For myself, the character of Jed Bartlet was the driving force in helping to reshape some of my ideas on faith and its context in my daily life. As the president, Bartlet was not the main focus of every episode of The West Wing, but the show revolved around him and the man, and his ideas were the linchpin of the show. Here was a man whose faith was not blind but studied, deliberate and fully aware of the hypocrisies and shortcomings of his religion. The following are a couple of ways that a fictional American president helped to realign some of my ideas on religion and faith.
It is possible to be both religious/spiritual AND liberal. Also, being a liberal won’t send you to hell
I wanted to ask you a couple of questions while I have you here. I’m interested in selling my youngest daughter into slavery as sanctioned in Exodus 21:7. She’s a Georgetown sophomore, speaks fluent Italian, always cleared the table when it was her turn. What would a good price for her be?
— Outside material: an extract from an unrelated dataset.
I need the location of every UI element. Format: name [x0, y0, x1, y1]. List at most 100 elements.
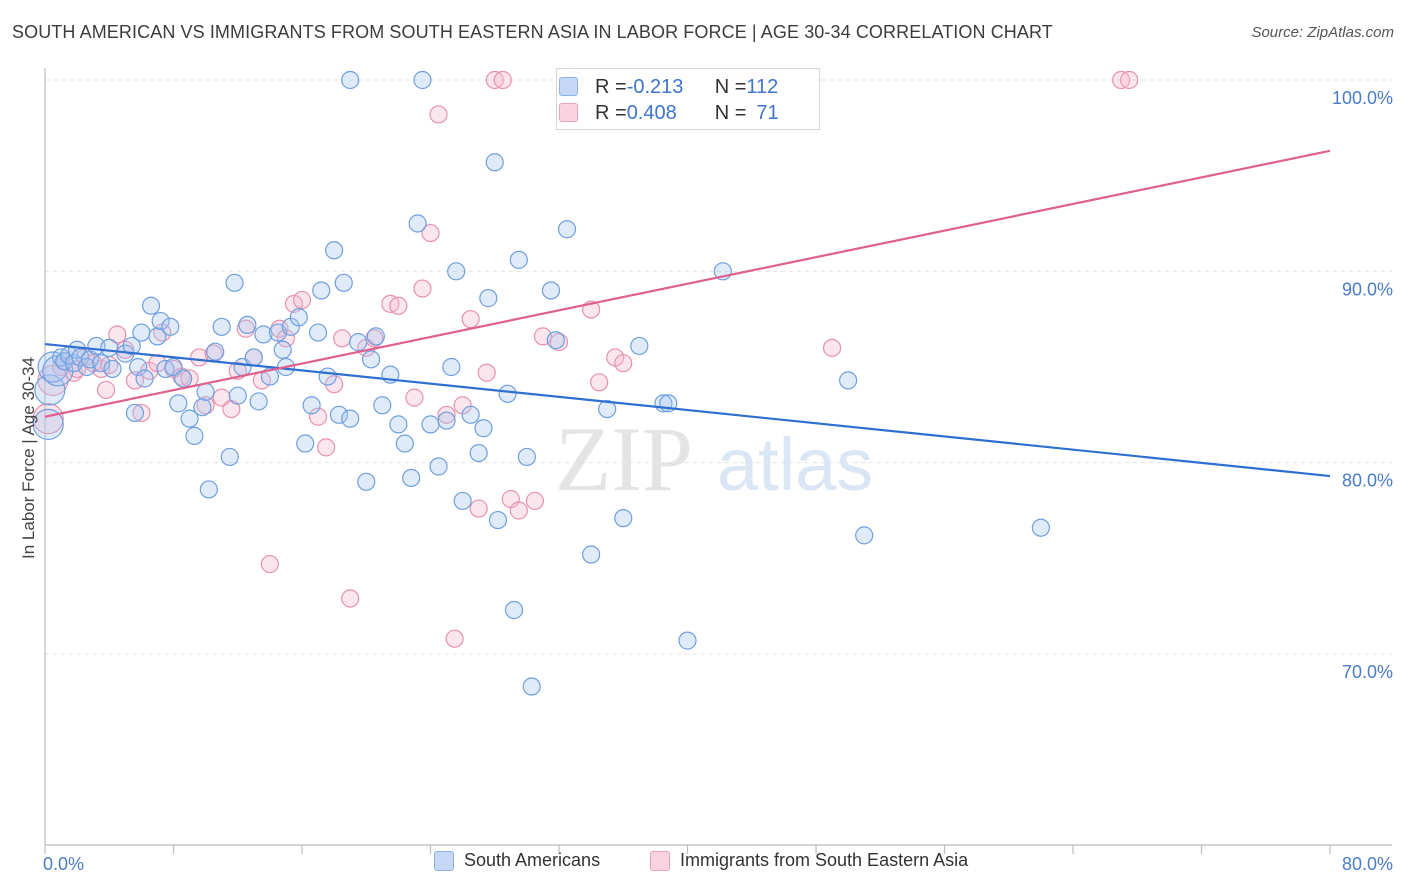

It’s OK to get really, really pissed at God
I think the Season 2 finale, “Two Cathedrals,” is arguably one of the greatest single episodes of television history. It’s heartbreaking and beautiful and for an episode that is not action-packed, the tension in this episode is uncomfortable in the best possible way. President Bartlet’s beloved secretary, Mrs. Landingham, was suddenly killed in a tragic car accident in the previous episode. In the context of her funeral and the fallout of a political scandal, we see flashbacks of how this woman was a driving influence in Bartlet’s life and how she helped shape him into the man who would one day be president. In one of the most powerful scenes in the entire series, Bartlet is left alone in the National Cathedral and proceeds to call out the Almighty for the senseless acts of cruelty visited on those he loves, going so far as to call God a feckless thug. Bartlet wonders what he has done to deserve such treatment from a deity he has worshiped all his life, asking if the good deeds he has done over the years mean nothing in the face of one lie. It’s the unraveling of a devout man’s faith and it’s beautiful to watch in all its brutality.
My maternal grandmother was my Mrs. Landingham. She died maybe a year before the episode aired, after years of wasting away due to Alzheimer’s. My grandmother tried to live by Jesus’ teachings to the best of her ability, which basically meant that she treated everyone with respect and kindness and helped anyone she could. She had a steel core wrapped in the body of a sweet, choir-singing church lady, and I loved her. Watching this scene gave voice to all the rage and frustration I held against the God I had worshiped, not only for my grandmother’s decline and death, but for the isolation I felt within the Christian church; a place in which I had always been assured one could find true community. The final image of Jed Bartlet lighting a cigarette in the middle of a cathedral, a deliberate act of rebellion on holy ground, summed up how I felt about my higher power at that moment. The scene was the catalyst of much soul searching for me, which led to a years-long hiatus from the Christian faith.